Tolerancia al riesgo. La desgracia del conservadurismo no es volver al pasado. Ni siquiera es apostar por la élite. Su desdicha mayor es no encarar el riesgo del cambio. Si cambiamos, ¡por supuesto que algunas cosas saldrán mal! Pero si no lo hacemos, el mundo igual seguirá moviéndose y nos dejará por la vera. Tomemos al toro por los cuernos, antes que resistir con inútiles patadas lo que de todas maneras vendrá.
Responsabilidad. El desarrollo es difícil y las cosas no salen bien a la primera. Quienes niegan que haya errores en sus ideologías se engañan a sí mismos, más que a los demás. Vienen a la mente algunas organizaciones académicas y algún banco de desarrollo internacional, a quienes nunca les he oído una disculpa por su papel en nuestros fracasos pasados.
Propiedad limitada. Claro que nos gustan nuestras cositas. Así sea un iPhone, una casa, una mina, o un prado verde, una milpa y una cascada de agua clara. Pero lo material es notablemente más duradero que nosotros y pronto lo perderemos, aunque sea por morir de viejos. Sin aspavientos: garantizar la propiedad privada ofrece un valioso incentivo, pero sólo una doctrina simplona (o maliciosa) le atribuiría un papel fundante en su filosofía.

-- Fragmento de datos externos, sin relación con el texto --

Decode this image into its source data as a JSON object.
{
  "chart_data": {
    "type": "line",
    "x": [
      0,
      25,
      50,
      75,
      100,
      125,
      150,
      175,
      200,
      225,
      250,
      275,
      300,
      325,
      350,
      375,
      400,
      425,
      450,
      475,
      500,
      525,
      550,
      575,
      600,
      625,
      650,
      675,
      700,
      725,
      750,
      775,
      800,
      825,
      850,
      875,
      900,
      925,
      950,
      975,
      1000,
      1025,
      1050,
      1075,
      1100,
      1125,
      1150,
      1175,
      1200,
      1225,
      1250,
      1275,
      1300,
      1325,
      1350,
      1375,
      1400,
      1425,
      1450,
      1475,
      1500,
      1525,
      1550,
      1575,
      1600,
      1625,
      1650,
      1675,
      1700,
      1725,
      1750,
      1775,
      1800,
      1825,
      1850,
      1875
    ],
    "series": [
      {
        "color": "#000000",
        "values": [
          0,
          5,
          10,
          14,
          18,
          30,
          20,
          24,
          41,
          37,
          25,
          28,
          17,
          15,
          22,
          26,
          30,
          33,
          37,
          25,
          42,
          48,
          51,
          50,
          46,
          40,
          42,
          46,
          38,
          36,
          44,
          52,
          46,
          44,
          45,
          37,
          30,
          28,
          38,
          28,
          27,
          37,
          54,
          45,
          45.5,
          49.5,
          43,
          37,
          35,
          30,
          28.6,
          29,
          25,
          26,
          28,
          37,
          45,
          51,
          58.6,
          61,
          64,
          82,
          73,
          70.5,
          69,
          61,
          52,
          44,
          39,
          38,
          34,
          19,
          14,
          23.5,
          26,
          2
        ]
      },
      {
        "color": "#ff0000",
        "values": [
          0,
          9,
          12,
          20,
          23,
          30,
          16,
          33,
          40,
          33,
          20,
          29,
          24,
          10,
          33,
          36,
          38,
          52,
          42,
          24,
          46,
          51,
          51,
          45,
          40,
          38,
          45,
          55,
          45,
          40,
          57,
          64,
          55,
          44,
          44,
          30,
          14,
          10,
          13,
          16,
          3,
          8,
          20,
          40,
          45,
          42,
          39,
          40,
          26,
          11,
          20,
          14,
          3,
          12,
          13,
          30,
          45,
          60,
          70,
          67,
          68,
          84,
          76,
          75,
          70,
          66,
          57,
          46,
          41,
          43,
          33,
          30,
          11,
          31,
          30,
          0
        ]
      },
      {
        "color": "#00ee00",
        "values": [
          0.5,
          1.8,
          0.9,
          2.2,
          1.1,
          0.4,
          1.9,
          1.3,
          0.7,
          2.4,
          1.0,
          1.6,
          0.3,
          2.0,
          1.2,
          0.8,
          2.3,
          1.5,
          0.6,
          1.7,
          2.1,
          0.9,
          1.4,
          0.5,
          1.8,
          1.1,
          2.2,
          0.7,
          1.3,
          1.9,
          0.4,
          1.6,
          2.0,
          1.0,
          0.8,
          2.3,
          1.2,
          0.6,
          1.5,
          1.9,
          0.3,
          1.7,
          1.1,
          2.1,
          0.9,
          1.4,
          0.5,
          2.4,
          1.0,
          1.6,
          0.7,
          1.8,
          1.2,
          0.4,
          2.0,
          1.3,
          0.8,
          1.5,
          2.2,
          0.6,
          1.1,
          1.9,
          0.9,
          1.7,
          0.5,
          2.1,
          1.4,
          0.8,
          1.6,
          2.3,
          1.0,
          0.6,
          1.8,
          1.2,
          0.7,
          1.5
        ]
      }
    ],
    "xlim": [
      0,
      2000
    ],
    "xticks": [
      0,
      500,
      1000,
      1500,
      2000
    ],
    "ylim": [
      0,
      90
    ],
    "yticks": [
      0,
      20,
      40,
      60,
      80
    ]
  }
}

Solidaridad. Venimos al mundo solos. Cierto. Y la única razón por la que sobrevivimos es porque otros nos ayudan. Dar a los demás cuando lo necesitan y aceptar apoyo ante los retos, no son señales de debilidad sino de fortaleza. Es más difícil ceder espacio por el bien común, que encerrarnos en el egoísmo. Pregúntele a quien paga puntualmente sus impuestos.
No-violencia. Aquí ya demostraron izquierdas y derechas que aniquilar al contrincante es inviable. Los resultados están en el odio que dejó la guerra, más aún en la degradación que sigue manchando a represores, homicidas y a quienes niegan la violencia del pasado. En vez de un puño duro, recomponer esta sociedad exige líderes que ejerciten la firmeza de quien sabe detener su mano.